For the predator-prey, I thought agents can only send to all surrounding agents, not specific agents. This will be similar to how sound works. A predator can talk to fellows but a nearby prey can hear and run. With that there is both reason to communicate and not communicate. I had another set of hypotheses for that. But without experimental data I cannot tel if it will actually work. And yes its also subject to change.

Your approach is very interesting too. I would very much like to see more research on this. Thanks to reddit, I found OpenAI and one other research

CS is a very nice field indeed. There are so many interesting things you can do that people who are not in the field will not see until has been applied. R&D is especially good. But I’d still need to get a graduate degree to get people to take my research seriously.


What are your hypotheses? Do you have a specific vision for how your system would evolve?


What are your hypotheses?

  • Predators may communicate with each other
    • To find prey
      • Probably after a tweak that allows prey to fight back.
      • Or a tweak that lets two or more predators eat 1 prey and have enough
      • Or a tweak that lets them see further than the range of sound
    • To imitate the “voices” of prey and fool them
      • Probably after adjusting the overlap of their voices
        (e.g. predator voices: ‘A’, ‘B’ :: prey voices ‘B’, ‘C’ => oversimplified)
      • Or setting a cost for imitating them, since they may always speak prey language
  • Preys may communicate with each other
    • To avoid predators
      • Probably after a tweak that lets them see further than the range of sound
    • To find food
      • Probably after a tweak that food needs to be eaten by 2 prey and cannot be eaten by one prey twice
  • Preys will probably learn to keep quiet when predators are nearby
  • Predators will probably keep quiet if prey is nearby
  • Agents will not speak at all
    • I will probably adjust the range of sound and the range of vision to avoid this

Do you have a specific vision for how your system would evolve?
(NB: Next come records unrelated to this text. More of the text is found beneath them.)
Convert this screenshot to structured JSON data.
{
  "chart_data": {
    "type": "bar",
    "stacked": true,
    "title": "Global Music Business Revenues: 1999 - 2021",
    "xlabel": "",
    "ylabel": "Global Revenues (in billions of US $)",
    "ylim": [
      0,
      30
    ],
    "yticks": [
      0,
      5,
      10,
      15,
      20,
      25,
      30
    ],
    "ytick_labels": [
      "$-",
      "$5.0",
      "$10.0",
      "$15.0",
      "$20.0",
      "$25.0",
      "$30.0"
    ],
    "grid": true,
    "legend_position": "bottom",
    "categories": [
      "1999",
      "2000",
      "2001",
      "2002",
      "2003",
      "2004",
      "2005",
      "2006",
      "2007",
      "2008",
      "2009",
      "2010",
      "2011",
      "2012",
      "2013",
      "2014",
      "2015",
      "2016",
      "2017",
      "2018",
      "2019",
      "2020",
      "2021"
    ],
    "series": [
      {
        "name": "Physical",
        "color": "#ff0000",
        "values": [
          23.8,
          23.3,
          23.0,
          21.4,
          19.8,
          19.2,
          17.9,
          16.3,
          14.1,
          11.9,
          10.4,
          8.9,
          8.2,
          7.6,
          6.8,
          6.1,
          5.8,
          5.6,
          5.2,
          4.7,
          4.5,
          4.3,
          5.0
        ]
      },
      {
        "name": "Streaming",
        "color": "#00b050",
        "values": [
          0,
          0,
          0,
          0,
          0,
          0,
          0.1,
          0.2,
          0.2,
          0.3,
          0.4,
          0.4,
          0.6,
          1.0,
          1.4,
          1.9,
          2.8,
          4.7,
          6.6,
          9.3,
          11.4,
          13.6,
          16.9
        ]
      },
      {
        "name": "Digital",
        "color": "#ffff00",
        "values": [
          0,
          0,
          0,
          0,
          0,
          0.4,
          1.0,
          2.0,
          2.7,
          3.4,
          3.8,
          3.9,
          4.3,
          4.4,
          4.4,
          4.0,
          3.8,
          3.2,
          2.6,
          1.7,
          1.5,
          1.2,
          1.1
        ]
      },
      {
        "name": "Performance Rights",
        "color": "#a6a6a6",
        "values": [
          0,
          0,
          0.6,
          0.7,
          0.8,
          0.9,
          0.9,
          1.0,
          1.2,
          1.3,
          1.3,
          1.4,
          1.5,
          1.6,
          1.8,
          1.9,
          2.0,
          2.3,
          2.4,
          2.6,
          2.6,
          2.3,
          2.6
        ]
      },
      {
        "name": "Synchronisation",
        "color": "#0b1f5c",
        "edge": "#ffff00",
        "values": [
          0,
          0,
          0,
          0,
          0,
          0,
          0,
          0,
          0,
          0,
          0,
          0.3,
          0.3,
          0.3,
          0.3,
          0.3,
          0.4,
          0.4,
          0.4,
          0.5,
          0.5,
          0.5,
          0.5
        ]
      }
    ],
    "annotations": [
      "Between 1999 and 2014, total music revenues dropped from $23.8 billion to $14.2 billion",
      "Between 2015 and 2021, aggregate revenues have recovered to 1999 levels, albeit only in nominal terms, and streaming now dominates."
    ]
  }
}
Will those tweaks qualify as evolution? :slight_smile:

It’s possible that all may not happen and something completely different will. Which is why I like research.
This system is probably complex but I also thought about a more simpler approach, similar to the “one other research” I linked above is a speaker-listener relationship in a maze environment. One agent is trained to solve the maze by speaking to a hard-coded listener to follow the speech. Then separately train another agent to do what a hard-coded speaker will speak. Then run a world with both non-hard-coded agents (the actual AI agents trained separately). But I can’t help thinking it will probably work with less problems, and that’s just less exciting.


Just wanted express a quick idea.

Introduce two character types. One that is stronger and can perform all game tasks, but can only think one step ahead, and one that is weaker and cannot perform the game tasks, but can think three steps ahead.

If the two work together they benefit from each other’s strengths. In order to earn cooperation from a weaker character type, the stronger character must amass enough resources to attract a weaker character. Once together, they can work cooperatively. In order to benefit from cooperation, the weaker character must tell the stronger character what to do.

The weaker character gains status points in relation to the amassed resources gained by being teamed with a stronger character. This could also lead to weaker characters separating from their current team to join with a more successful stronger character in order to gain more status points.

Stronger characters gain points in relation to the number of resources they have amassed.

In the end, the dependency upon each other in order to gain resources and status will create endless opportunities for language use.